Written By Jacob Fitch
UPDATE: There Has Been An Announcement By FCC Chairman Ajit Pai, Announcing A Net Neutrality Repeal. Please Fight Against This Repeal, For The Consumer.
On March 23, the US Senate voted to eliminate broadband privacy rules that required ISP’s like Comcast, Centurylink, Etc. to get consumer’s explicit consent before selling or sharing their own personal web browsing data and lot’s of other private info.
This opens the floodgates for providers to sell your browser history, and the amount of time you are on websites. The rules repealed were approved in October 2016, and would have taken effect as early as December 4, 2017. Along with the repeal came a statement saying the FCC may “have no force or effect” and to prevent the FCC from making similar rules in the future.

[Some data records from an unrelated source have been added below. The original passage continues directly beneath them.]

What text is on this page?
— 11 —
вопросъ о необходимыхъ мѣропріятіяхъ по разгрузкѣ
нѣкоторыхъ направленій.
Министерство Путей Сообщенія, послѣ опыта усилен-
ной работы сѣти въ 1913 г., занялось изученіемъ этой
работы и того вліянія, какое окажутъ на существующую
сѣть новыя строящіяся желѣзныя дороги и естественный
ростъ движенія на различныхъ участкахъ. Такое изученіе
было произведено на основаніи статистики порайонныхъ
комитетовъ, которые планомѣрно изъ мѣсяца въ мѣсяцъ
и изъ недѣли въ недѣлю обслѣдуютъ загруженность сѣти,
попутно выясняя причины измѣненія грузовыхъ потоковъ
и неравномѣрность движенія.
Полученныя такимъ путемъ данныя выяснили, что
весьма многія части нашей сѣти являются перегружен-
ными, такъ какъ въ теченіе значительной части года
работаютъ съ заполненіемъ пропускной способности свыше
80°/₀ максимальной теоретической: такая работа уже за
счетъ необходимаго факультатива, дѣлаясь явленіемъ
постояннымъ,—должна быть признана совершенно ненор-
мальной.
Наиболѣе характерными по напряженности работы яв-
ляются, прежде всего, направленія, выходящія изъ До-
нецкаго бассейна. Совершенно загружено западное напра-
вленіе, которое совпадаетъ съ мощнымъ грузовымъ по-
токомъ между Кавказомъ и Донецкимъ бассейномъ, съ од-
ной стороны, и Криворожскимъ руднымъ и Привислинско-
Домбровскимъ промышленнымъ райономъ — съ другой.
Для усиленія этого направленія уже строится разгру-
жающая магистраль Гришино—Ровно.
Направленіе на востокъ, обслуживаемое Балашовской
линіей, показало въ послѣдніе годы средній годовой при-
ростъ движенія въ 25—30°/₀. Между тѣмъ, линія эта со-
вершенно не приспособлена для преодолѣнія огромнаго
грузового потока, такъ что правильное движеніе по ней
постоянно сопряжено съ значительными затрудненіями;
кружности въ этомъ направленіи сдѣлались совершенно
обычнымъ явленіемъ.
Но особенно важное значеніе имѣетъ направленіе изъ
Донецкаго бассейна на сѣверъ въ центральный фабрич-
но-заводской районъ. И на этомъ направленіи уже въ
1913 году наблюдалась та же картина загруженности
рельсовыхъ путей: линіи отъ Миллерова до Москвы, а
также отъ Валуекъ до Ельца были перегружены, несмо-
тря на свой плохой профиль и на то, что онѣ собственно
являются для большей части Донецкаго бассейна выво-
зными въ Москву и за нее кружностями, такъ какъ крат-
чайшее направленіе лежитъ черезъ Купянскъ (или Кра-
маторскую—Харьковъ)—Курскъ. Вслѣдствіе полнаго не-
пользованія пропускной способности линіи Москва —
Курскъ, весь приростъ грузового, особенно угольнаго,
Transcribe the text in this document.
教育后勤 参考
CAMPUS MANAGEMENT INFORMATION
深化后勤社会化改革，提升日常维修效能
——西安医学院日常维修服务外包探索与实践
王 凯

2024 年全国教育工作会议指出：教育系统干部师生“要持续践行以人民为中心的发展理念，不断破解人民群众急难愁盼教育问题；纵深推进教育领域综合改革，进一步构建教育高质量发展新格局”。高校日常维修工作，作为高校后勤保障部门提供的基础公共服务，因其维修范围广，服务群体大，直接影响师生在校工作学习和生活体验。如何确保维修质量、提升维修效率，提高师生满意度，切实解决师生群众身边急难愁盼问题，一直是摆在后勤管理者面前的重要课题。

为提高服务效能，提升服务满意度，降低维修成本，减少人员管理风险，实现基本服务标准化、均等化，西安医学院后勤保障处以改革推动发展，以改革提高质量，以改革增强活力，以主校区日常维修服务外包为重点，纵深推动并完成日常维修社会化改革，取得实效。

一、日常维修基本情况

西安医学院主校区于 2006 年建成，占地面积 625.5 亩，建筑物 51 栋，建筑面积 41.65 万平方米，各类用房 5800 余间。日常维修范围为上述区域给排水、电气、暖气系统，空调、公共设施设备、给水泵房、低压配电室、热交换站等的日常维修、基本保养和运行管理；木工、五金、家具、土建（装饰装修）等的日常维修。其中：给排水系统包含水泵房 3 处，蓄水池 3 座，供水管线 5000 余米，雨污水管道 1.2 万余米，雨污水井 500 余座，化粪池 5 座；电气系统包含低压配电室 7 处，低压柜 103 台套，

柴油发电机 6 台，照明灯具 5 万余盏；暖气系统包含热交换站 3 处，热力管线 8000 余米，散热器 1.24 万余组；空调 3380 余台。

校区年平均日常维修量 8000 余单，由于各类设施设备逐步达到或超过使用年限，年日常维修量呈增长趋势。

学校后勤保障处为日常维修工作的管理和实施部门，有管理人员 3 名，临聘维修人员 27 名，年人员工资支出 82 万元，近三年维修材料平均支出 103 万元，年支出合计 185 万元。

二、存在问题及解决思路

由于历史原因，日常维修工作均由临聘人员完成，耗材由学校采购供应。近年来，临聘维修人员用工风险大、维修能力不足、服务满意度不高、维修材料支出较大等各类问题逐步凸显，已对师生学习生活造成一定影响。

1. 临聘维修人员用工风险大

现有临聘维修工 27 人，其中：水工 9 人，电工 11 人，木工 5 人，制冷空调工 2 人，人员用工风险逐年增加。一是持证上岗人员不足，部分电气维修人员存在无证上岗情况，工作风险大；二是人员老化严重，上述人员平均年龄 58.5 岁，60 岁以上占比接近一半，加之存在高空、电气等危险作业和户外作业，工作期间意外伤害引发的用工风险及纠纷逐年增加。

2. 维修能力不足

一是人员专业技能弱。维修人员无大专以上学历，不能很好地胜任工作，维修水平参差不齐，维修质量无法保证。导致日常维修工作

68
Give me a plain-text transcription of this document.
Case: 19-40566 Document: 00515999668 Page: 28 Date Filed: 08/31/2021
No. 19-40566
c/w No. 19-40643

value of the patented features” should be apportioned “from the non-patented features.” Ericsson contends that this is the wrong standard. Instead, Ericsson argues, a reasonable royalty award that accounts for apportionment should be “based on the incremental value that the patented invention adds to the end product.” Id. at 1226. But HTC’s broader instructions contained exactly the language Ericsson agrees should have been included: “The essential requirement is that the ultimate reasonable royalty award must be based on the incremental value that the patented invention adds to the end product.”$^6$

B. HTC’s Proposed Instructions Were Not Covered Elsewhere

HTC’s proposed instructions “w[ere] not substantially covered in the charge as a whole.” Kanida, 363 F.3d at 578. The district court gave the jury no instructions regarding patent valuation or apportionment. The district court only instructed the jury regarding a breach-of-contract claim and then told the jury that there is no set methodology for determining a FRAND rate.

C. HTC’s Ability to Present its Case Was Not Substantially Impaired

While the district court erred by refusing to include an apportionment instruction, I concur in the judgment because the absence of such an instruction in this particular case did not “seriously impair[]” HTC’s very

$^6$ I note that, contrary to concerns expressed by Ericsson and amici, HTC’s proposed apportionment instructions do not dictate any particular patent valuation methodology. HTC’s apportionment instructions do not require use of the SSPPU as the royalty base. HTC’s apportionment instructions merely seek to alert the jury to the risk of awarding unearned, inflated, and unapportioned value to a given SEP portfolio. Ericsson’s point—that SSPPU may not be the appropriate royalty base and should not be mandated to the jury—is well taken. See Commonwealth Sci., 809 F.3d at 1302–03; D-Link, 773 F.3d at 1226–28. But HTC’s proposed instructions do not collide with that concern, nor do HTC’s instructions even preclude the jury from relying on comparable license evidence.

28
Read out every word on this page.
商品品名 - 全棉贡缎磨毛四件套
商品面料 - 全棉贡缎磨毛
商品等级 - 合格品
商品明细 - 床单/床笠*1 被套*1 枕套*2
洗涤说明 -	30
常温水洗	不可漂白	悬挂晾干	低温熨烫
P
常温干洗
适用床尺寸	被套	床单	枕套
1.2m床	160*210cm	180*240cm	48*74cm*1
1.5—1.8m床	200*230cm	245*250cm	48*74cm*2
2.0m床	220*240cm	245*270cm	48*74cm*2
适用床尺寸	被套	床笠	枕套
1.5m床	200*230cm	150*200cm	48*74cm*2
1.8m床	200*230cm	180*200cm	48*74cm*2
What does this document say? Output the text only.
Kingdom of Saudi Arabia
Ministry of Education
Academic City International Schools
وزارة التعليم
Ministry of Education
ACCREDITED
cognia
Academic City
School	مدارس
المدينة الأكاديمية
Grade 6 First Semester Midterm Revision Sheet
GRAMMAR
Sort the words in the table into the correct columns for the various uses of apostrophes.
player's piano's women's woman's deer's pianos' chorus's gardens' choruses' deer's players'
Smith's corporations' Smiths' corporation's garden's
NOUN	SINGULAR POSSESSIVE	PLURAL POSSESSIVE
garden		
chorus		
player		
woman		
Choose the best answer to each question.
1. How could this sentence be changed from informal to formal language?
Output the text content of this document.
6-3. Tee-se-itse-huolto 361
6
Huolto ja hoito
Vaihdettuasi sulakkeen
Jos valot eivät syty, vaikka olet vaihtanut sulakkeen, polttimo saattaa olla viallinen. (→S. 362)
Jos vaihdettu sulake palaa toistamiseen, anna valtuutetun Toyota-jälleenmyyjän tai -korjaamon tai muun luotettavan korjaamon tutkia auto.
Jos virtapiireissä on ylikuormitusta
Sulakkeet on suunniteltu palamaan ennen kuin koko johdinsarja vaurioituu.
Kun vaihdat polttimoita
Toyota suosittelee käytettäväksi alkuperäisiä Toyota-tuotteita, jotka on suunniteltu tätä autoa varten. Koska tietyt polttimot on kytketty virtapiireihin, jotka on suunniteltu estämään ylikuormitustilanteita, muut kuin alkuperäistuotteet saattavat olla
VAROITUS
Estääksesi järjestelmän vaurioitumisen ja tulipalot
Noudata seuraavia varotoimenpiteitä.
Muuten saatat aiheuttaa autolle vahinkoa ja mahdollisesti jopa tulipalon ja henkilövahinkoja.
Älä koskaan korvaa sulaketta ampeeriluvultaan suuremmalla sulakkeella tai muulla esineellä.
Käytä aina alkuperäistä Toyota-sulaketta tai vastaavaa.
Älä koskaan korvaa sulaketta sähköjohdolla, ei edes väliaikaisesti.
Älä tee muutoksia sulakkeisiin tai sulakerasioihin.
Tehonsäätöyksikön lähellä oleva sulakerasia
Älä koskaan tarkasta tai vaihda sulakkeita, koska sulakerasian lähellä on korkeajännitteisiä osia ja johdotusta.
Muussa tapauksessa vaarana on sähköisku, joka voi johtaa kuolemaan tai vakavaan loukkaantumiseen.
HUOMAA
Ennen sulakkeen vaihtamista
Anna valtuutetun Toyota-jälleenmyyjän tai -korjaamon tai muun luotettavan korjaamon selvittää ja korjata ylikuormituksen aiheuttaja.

When the vote came to the senate, the vote was 50 – 48, and a lot of the in favor voters argued that consumers would become confused on whether or not their information is protected. Sen. Ed Markley said “President Trump may be outraged by fake violations of his own privacy, but every American should be alarmed by the very real violation of privacy that will result [from] the Republican roll-back of broadband privacy protections,” Sen. John Cornyn said the privacy rule “hurt job creators and stifle economic growth.”
Obviously Democrats and Consumer advocates are furious over the passing of the bill, and even more about the fact that President Trump neglected to veto the bill. This bill pass would allow internet providers like Comcast, Century-Link, Charter, AT&T, and Charter to sell your private browsing data and infect your computer with a non-detectable cookie that track all this. Internet providers will be able to with this information have the ability to advertise things to you based solely on your browsing habits, and history. Advocacy groups including Free Press, Demand Progress, and the ACLU went to Congress to deliver almost 90,000 petitions towards this ruling.
The rules would have required ISP’s to have opt-in agreements to sell their consumers data, and opt-in agreements for smaller things like email addresses, and service-tier information. The FCC’s rules required providers to take “reasonable” steps to protect their consumers data.